- Python Version: 3.6.5
Since the hOCR files are good representation of the *.pdf files. For this work I have relaxed the fact that there could be mistakes in the file and has to be taken care. (Note: Again few errors are there in the hOCR. e.g: "Invoice Number" in 4th PDF has detected 1 instead of l). This mistakes can be taken care at the pre processing point by applying corrections.
Problem Statement:
Given a file extract KEY:VALUE
pairs from the file with some confidence score S{i} and provide training/feedback mechanism for correction of mistakes.
Solution:
For the given samples of document and assuming to be coming homogeneously from the population it can be assumed that the rule would be more or less rigid for same templates. Here the documents are generated via computers and have fixed format.
Is the document valid
- In many cases the document could be in other language. In such cases it is necessary to convert the document to ENGLISH.
- This could be done via using naive-bayes approach or something of similar level as the accuracies are already saturated for such jobs.
Extracting the data from the document
- To extract data from the document, libraries such as
beautifulsoup
could be used. Each line could be stored as anOBJECT
with properties such as the value, position in the document(Page Number, Co-ordinates). - We call this independent line (
textBox
) as an element oftextBlob
.
Finding out the keys in the document
- The VALUES could only be correctly identified if the KEYS are correctly located in the document. To locate KEYS in the document similarity check could be done on the textBox extracted above.

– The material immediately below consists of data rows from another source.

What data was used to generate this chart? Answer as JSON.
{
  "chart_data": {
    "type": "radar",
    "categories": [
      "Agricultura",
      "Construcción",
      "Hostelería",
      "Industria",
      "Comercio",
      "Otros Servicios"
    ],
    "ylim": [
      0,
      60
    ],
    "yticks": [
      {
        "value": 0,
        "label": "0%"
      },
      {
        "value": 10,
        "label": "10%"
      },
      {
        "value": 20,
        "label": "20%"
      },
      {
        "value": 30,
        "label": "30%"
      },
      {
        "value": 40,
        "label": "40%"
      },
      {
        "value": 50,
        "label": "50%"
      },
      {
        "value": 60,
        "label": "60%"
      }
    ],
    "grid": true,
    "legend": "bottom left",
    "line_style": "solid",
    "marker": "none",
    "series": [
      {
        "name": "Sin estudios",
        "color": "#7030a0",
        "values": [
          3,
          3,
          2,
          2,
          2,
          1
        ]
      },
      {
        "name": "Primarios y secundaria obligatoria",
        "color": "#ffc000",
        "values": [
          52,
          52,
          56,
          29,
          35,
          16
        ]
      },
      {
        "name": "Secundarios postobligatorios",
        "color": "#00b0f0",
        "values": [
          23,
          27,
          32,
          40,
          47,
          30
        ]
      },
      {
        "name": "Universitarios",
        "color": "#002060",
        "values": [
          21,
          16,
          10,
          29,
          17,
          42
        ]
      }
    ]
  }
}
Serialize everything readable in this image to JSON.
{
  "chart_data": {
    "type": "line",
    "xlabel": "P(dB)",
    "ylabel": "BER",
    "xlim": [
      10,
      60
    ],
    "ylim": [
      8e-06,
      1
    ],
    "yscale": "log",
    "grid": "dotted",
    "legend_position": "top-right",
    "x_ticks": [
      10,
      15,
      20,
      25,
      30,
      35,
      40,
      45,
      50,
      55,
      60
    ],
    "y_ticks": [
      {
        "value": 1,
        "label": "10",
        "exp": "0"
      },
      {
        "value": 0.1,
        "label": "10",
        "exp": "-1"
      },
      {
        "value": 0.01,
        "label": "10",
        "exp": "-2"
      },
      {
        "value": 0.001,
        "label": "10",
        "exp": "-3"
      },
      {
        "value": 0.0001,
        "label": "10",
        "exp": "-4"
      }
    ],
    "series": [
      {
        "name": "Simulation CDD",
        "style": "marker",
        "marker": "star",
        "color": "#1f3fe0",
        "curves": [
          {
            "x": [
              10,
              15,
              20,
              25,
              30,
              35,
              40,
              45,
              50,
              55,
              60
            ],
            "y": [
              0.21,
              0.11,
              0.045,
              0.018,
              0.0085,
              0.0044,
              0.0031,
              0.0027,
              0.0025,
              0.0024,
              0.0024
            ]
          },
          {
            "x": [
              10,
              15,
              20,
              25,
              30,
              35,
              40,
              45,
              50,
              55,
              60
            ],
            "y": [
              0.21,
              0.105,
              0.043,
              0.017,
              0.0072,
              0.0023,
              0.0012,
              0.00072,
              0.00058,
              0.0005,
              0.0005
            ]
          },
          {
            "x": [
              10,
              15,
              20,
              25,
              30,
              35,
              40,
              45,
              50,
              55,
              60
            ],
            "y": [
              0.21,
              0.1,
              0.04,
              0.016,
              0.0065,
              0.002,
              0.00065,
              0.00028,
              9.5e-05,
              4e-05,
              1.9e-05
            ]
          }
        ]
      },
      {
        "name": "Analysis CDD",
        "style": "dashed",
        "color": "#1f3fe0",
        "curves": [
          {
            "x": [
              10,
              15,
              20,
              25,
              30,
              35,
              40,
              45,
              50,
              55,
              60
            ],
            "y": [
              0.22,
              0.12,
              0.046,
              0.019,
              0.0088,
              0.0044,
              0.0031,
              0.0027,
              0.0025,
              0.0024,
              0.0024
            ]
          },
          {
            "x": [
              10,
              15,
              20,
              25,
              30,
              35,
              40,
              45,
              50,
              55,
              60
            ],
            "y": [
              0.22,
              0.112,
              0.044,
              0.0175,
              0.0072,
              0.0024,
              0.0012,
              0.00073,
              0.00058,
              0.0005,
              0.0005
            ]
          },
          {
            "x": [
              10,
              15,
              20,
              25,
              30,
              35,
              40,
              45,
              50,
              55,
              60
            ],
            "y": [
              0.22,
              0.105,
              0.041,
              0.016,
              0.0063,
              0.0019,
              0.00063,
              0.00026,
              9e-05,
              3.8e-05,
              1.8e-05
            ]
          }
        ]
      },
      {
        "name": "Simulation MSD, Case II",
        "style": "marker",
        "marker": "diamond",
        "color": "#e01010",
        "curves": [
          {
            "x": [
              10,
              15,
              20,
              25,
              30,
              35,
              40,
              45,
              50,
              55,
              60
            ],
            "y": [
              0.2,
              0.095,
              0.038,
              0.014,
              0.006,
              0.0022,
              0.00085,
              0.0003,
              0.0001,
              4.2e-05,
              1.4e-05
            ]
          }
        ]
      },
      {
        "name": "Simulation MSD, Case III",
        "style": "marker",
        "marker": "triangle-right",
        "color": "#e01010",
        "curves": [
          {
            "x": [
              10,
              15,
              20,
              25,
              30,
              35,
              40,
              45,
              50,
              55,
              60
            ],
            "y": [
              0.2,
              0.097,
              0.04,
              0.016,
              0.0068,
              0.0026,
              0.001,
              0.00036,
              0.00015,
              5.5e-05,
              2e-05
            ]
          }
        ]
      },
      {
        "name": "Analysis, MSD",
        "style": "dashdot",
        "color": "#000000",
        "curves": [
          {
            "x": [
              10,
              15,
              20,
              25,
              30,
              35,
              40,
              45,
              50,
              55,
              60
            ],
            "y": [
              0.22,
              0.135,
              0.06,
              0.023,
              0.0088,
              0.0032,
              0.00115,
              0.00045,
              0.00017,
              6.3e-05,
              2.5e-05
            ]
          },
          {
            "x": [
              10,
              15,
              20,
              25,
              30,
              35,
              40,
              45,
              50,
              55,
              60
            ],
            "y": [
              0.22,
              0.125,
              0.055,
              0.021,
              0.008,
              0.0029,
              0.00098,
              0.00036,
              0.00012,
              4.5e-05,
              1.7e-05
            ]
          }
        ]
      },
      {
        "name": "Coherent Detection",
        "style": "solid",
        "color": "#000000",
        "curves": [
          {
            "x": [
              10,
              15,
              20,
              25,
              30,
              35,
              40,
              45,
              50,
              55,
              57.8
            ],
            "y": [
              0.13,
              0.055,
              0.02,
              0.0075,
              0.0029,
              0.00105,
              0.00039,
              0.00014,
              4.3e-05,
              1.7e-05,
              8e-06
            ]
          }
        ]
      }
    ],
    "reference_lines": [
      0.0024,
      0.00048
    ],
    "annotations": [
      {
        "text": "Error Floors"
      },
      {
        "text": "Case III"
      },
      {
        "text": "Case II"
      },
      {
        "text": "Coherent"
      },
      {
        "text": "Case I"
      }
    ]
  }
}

- The similarity check will give us all the possible candidates for the KEYS.
- Problems:
- For example while searching for "INVOICE NUMBER" many field like "Invoice, Invoice Date, Invoice No" would come as possible candidate
- Workaround:
- In order to eliminate the false positives, we can give weightage to the keys to look for and the keys not to look for.
KEY_INVOICE_NUMBER = {"invoice": 0.7, "number": 0.25, "No": 0.2, "#": 0.2, ":": 0.23, "date": -0.7}
- Similarity could be measured by calculating the weighted sum of keys-score on word level. Other methods of similarity were too complex and not suitable here. e.g. Weighted score for char-level and word-level similarity
Finding the Values
- From Keys
- Its possible that the textBox having the key is also having the VALUE. e.g: "Invoice No. : 23453"
- In the case mentioned above we look for such possibility and try to extract Value if it seems to be there
- One way to find out if the value is there or not is by using the symbol ":". In many cases ":" denotes the next horizontal precedence as the VALUE for the key.
- If the key is not there we move to guess it from the near textBox available.
- It could be made a rule at this level about discarding the values not relevant based on the position of textBox. E.g it is irrelevant to have a total amount on the top right corner. (For the sample document given.)
- From Near Regions
- We can start looking at the nearest regions one by one and would only proceed to the next region if the VALUE isn't found.
- In order to look into the nearest regions we need to rank them in a manner that the textbox containing the value comes up to the top.
- This could be done by using Euclidean Distance and static rules like the value should be on the right, bottom or at a point with a static rule defining the preferences. This rules can be formulated to work according to the sample we have.
Automating the process, Accuracy, Feedback mechanism and other factors
- The values for threshold in rules such as the weightage for words in the keys, the relaxation in error in marking the hOCR box, and thresholds for static rules could be learned from the documents and could be used.
- This learning can also be made user interactive to take feedback and change the values. This will allow user to kind of train the model in long run and automate the process.
- The accuracy depends on many factor and I personally prefer to give a score that is the weighted dot product of different steps introduced in the extraction process.
- Using Database or K-d tree to store textBlob for faster queries to extract the nearest region and text.
- Using Multitheading on file level / key level to speed up the extraction.
- Extracting relevant tables:
- Relevant tables could be extracted using and identifiers present in the hOCR output. To further get specific tables related to the quantity and purchase history the total amount could be used.
- For most of the use case the total amount is on the right end of the table in consideration. This information could be used to extract the right table.